En resumen, España invirtió en mí, directamente, casi diez
millones de pesetas, además de la formación universitaria, y ahora lo
está aprovechando otro país: un lugar donde me siento un miembro útil y
productivo de la sociedad. El problema más grande es que mi caso no es
único. De mis quince compañeros del doctorado, solo dos están trabajando
en España, en condiciones lamentables, eso sí, en la Universidad. Solo
en nosotros, solo en nuestro pequeño rinconcito de la sala de becarios
con sus palomas anidadas en una ventana, el Estado español tiró a la
basura 130.000.000. Ciento treinta millones de pesetas que estábamos
deseando revertir a la sociedad en aquello para lo que nos habíamos
formado, pero no nos resulta posible. Trabajamos un tiempo gratis, mucho
tiempo sin contrato, muchas más horas que una jornada estándar, sin
sanidad, sin derecho a baja maternal, sin derecho a paro y, sobre todo,
sin derecho a quejarnos. Porque éramos unos privilegiados, la creme de
la creme de la intelectualidad que iba a llevar a España a cotas nunca
antes conocidas. Y eso último es lo único cierto.
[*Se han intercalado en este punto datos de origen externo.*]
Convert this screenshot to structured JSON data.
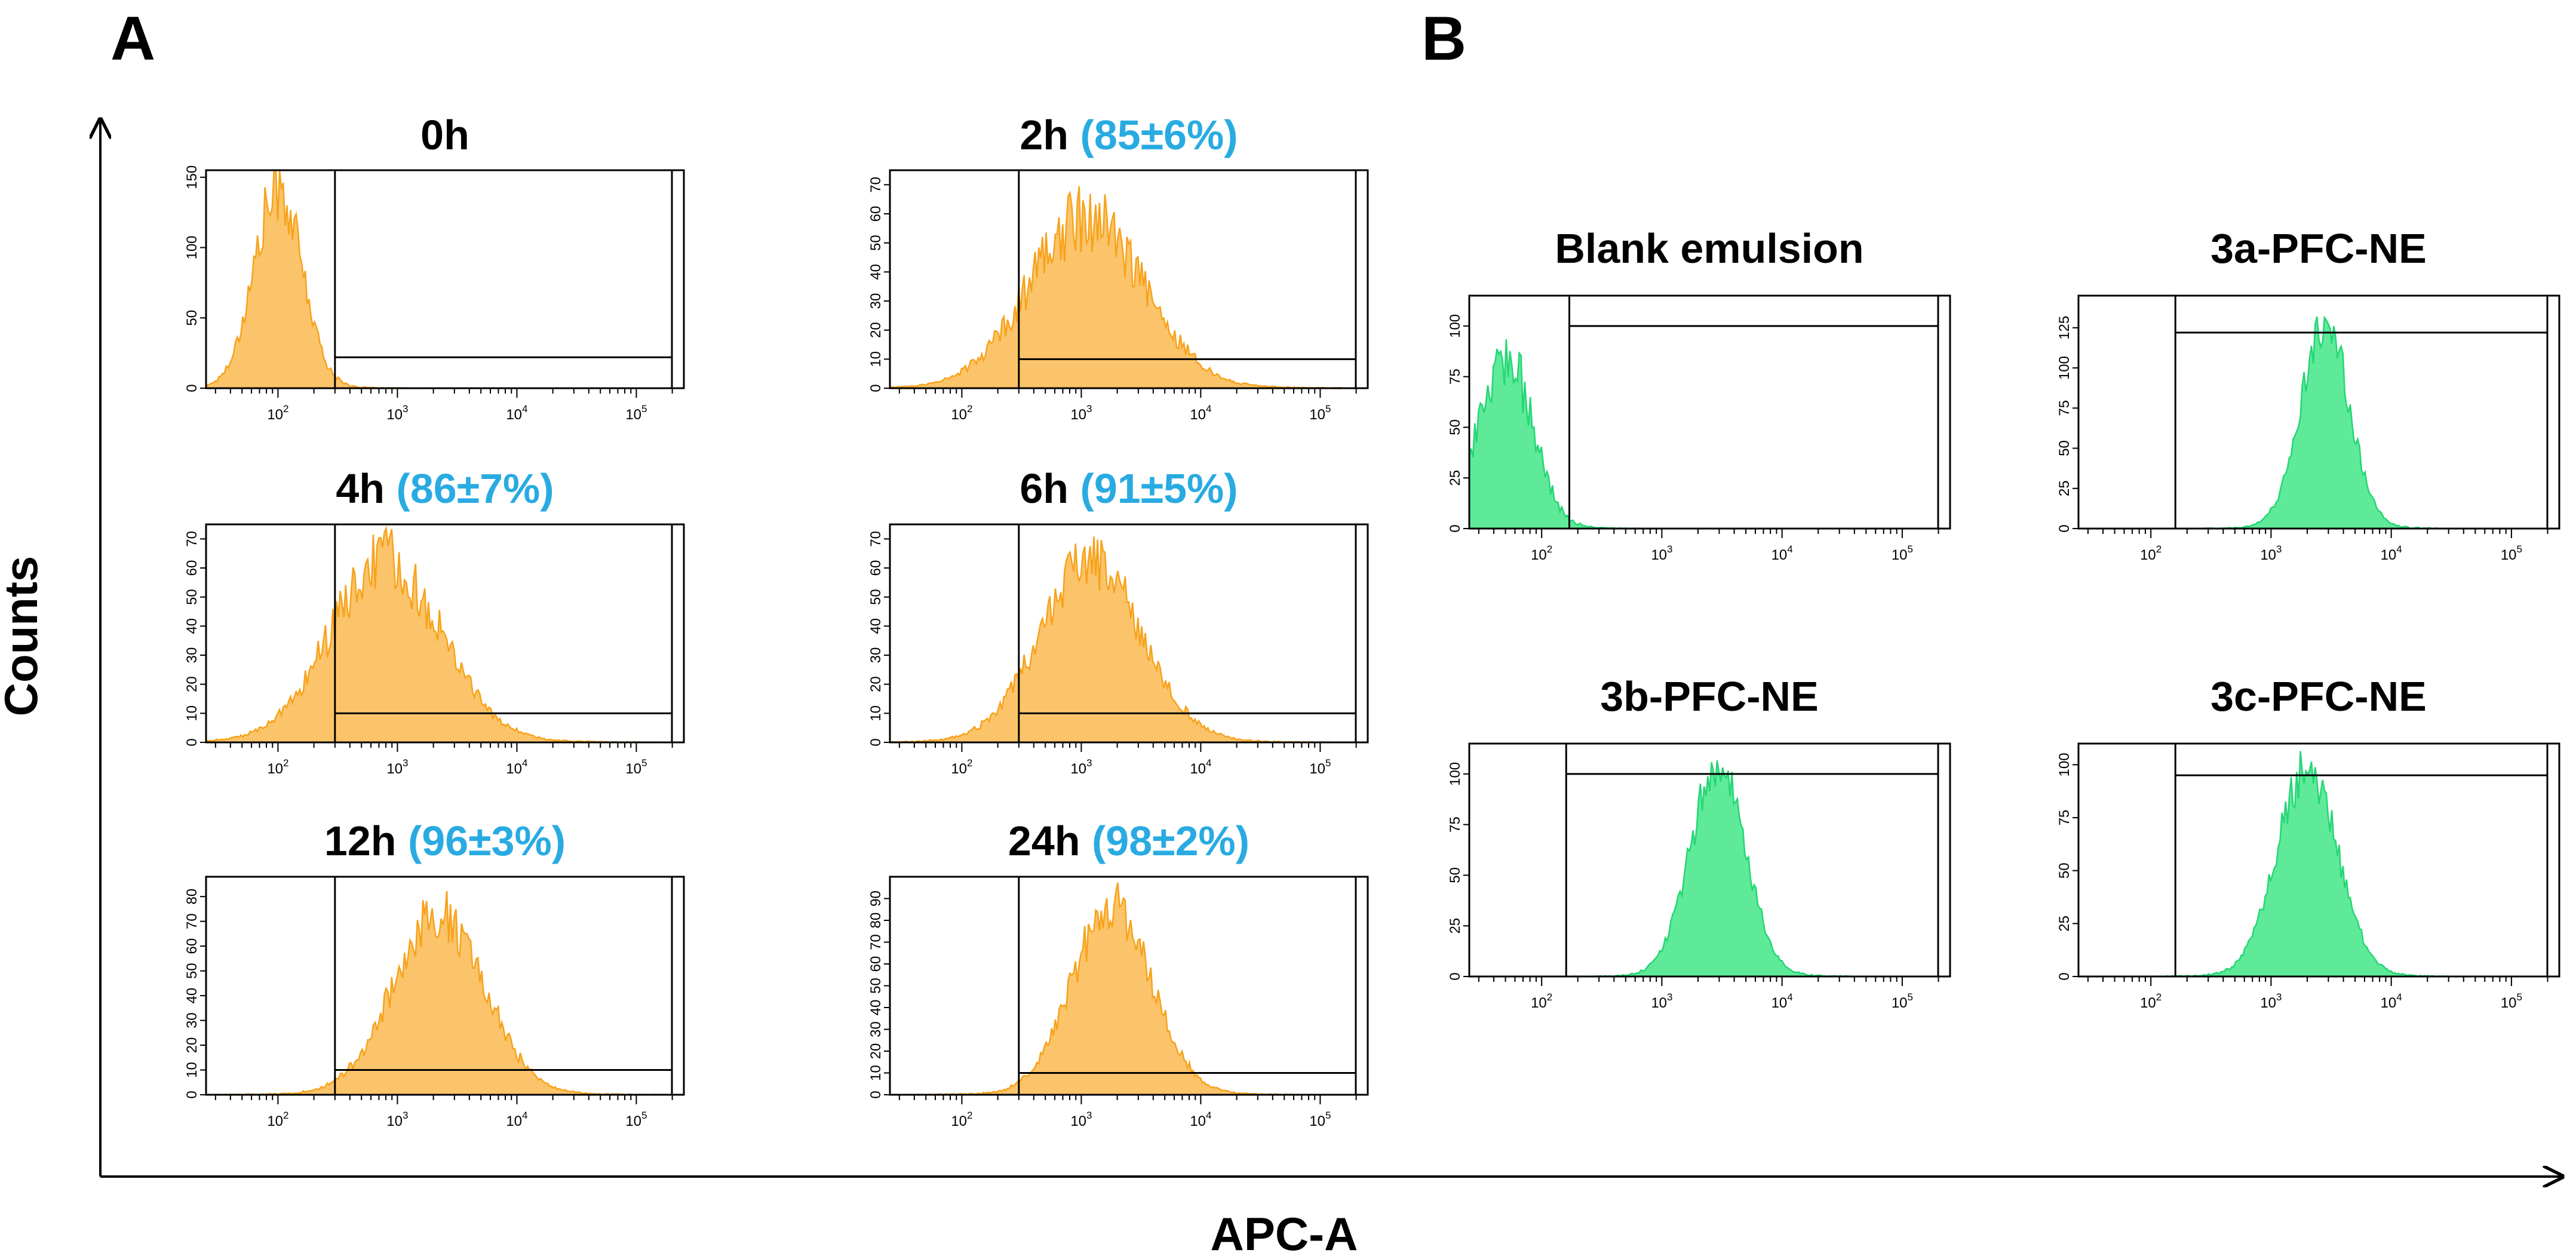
{
  "figure": {
    "axis_x_label": "APC-A",
    "axis_y_label": "Counts",
    "colors": {
      "panel_a_fill": "#FBC46A",
      "panel_a_line": "#F7A21B",
      "panel_b_fill": "#5EEA98",
      "panel_b_line": "#25D675",
      "percent_text": "#29ABE2"
    }
  },
  "chart_data": [
    {
      "panel": "A",
      "type": "histogram",
      "title": "0h",
      "percent": "",
      "x_scale": "log",
      "xlim": [
        25,
        250000
      ],
      "ylim": [
        0,
        155
      ],
      "y_ticks": [
        0,
        50,
        100,
        150
      ],
      "x_ticks": [
        100,
        1000,
        10000,
        100000
      ],
      "x_tick_labels": [
        "10",
        "10",
        "10",
        "10"
      ],
      "x_tick_exponents": [
        "2",
        "3",
        "4",
        "5"
      ],
      "peak_x": 100,
      "peak_sigma_decades": 0.2,
      "peak_height": 140,
      "noise": 0.18,
      "gate_start": 300,
      "gate_level": 22
    },
    {
      "panel": "A",
      "type": "histogram",
      "title": "2h",
      "percent": "(85±6%)",
      "x_scale": "log",
      "xlim": [
        25,
        250000
      ],
      "ylim": [
        0,
        75
      ],
      "y_ticks": [
        0,
        10,
        20,
        30,
        40,
        50,
        60,
        70
      ],
      "x_ticks": [
        100,
        1000,
        10000,
        100000
      ],
      "x_tick_labels": [
        "10",
        "10",
        "10",
        "10"
      ],
      "x_tick_exponents": [
        "2",
        "3",
        "4",
        "5"
      ],
      "peak_x": 1100,
      "peak_sigma_decades": 0.48,
      "peak_height": 58,
      "noise": 0.2,
      "gate_start": 300,
      "gate_level": 10
    },
    {
      "panel": "A",
      "type": "histogram",
      "title": "4h",
      "percent": "(86±7%)",
      "x_scale": "log",
      "xlim": [
        25,
        250000
      ],
      "ylim": [
        0,
        75
      ],
      "y_ticks": [
        0,
        10,
        20,
        30,
        40,
        50,
        60,
        70
      ],
      "x_ticks": [
        100,
        1000,
        10000,
        100000
      ],
      "x_tick_labels": [
        "10",
        "10",
        "10",
        "10"
      ],
      "x_tick_exponents": [
        "2",
        "3",
        "4",
        "5"
      ],
      "peak_x": 800,
      "peak_sigma_decades": 0.46,
      "peak_height": 62,
      "noise": 0.18,
      "gate_start": 300,
      "gate_level": 10
    },
    {
      "panel": "A",
      "type": "histogram",
      "title": "6h",
      "percent": "(91±5%)",
      "x_scale": "log",
      "xlim": [
        25,
        250000
      ],
      "ylim": [
        0,
        75
      ],
      "y_ticks": [
        0,
        10,
        20,
        30,
        40,
        50,
        60,
        70
      ],
      "x_ticks": [
        100,
        1000,
        10000,
        100000
      ],
      "x_tick_labels": [
        "10",
        "10",
        "10",
        "10"
      ],
      "x_tick_exponents": [
        "2",
        "3",
        "4",
        "5"
      ],
      "peak_x": 1200,
      "peak_sigma_decades": 0.42,
      "peak_height": 62,
      "noise": 0.16,
      "gate_start": 300,
      "gate_level": 10
    },
    {
      "panel": "A",
      "type": "histogram",
      "title": "12h",
      "percent": "(96±3%)",
      "x_scale": "log",
      "xlim": [
        25,
        250000
      ],
      "ylim": [
        0,
        88
      ],
      "y_ticks": [
        0,
        10,
        20,
        30,
        40,
        50,
        60,
        70,
        80
      ],
      "x_ticks": [
        100,
        1000,
        10000,
        100000
      ],
      "x_tick_labels": [
        "10",
        "10",
        "10",
        "10"
      ],
      "x_tick_exponents": [
        "2",
        "3",
        "4",
        "5"
      ],
      "peak_x": 2200,
      "peak_sigma_decades": 0.38,
      "peak_height": 72,
      "noise": 0.16,
      "gate_start": 300,
      "gate_level": 10
    },
    {
      "panel": "A",
      "type": "histogram",
      "title": "24h",
      "percent": "(98±2%)",
      "x_scale": "log",
      "xlim": [
        25,
        250000
      ],
      "ylim": [
        0,
        100
      ],
      "y_ticks": [
        0,
        10,
        20,
        30,
        40,
        50,
        60,
        70,
        80,
        90
      ],
      "x_ticks": [
        100,
        1000,
        10000,
        100000
      ],
      "x_tick_labels": [
        "10",
        "10",
        "10",
        "10"
      ],
      "x_tick_exponents": [
        "2",
        "3",
        "4",
        "5"
      ],
      "peak_x": 1800,
      "peak_sigma_decades": 0.33,
      "peak_height": 85,
      "noise": 0.15,
      "gate_start": 300,
      "gate_level": 10
    },
    {
      "panel": "B",
      "type": "histogram",
      "title": "Blank emulsion",
      "percent": "",
      "x_scale": "log",
      "xlim": [
        25,
        250000
      ],
      "ylim": [
        0,
        115
      ],
      "y_ticks": [
        0,
        25,
        50,
        75,
        100
      ],
      "x_ticks": [
        100,
        1000,
        10000,
        100000
      ],
      "x_tick_labels": [
        "10",
        "10",
        "10",
        "10"
      ],
      "x_tick_exponents": [
        "2",
        "3",
        "4",
        "5"
      ],
      "peak_x": 50,
      "peak_sigma_decades": 0.22,
      "peak_height": 85,
      "noise": 0.2,
      "gate_start": 170,
      "gate_level": 100
    },
    {
      "panel": "B",
      "type": "histogram",
      "title": "3a-PFC-NE",
      "percent": "",
      "x_scale": "log",
      "xlim": [
        25,
        250000
      ],
      "ylim": [
        0,
        145
      ],
      "y_ticks": [
        0,
        25,
        50,
        75,
        100,
        125
      ],
      "x_ticks": [
        100,
        1000,
        10000,
        100000
      ],
      "x_tick_labels": [
        "10",
        "10",
        "10",
        "10"
      ],
      "x_tick_exponents": [
        "2",
        "3",
        "4",
        "5"
      ],
      "peak_x": 2800,
      "peak_sigma_decades": 0.2,
      "peak_height": 128,
      "noise": 0.12,
      "gate_start": 160,
      "gate_level": 122
    },
    {
      "panel": "B",
      "type": "histogram",
      "title": "3b-PFC-NE",
      "percent": "",
      "x_scale": "log",
      "xlim": [
        25,
        250000
      ],
      "ylim": [
        0,
        115
      ],
      "y_ticks": [
        0,
        25,
        50,
        75,
        100
      ],
      "x_ticks": [
        100,
        1000,
        10000,
        100000
      ],
      "x_tick_labels": [
        "10",
        "10",
        "10",
        "10"
      ],
      "x_tick_exponents": [
        "2",
        "3",
        "4",
        "5"
      ],
      "peak_x": 2900,
      "peak_sigma_decades": 0.23,
      "peak_height": 102,
      "noise": 0.12,
      "gate_start": 160,
      "gate_level": 100
    },
    {
      "panel": "B",
      "type": "histogram",
      "title": "3c-PFC-NE",
      "percent": "",
      "x_scale": "log",
      "xlim": [
        25,
        250000
      ],
      "ylim": [
        0,
        110
      ],
      "y_ticks": [
        0,
        25,
        50,
        75,
        100
      ],
      "x_ticks": [
        100,
        1000,
        10000,
        100000
      ],
      "x_tick_labels": [
        "10",
        "10",
        "10",
        "10"
      ],
      "x_tick_exponents": [
        "2",
        "3",
        "4",
        "5"
      ],
      "peak_x": 2000,
      "peak_sigma_decades": 0.25,
      "peak_height": 98,
      "noise": 0.12,
      "gate_start": 160,
      "gate_level": 95
    }
  ]
}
Somos la generación
que va a llevar a España a cotas nunca antes conocidas de desesperación,
de frustración, de angustia, de parturientas añosas, de abuelos que van
a tener que aprender chino o inglés para preguntarle a sus nietos -por
skype- de qué color es la bici que piden a los Reyes Magos en casa de
los abuelitos y que les va a llegar por correo.
* Este lector ha pedido expresamente que no facilitemos su nombre.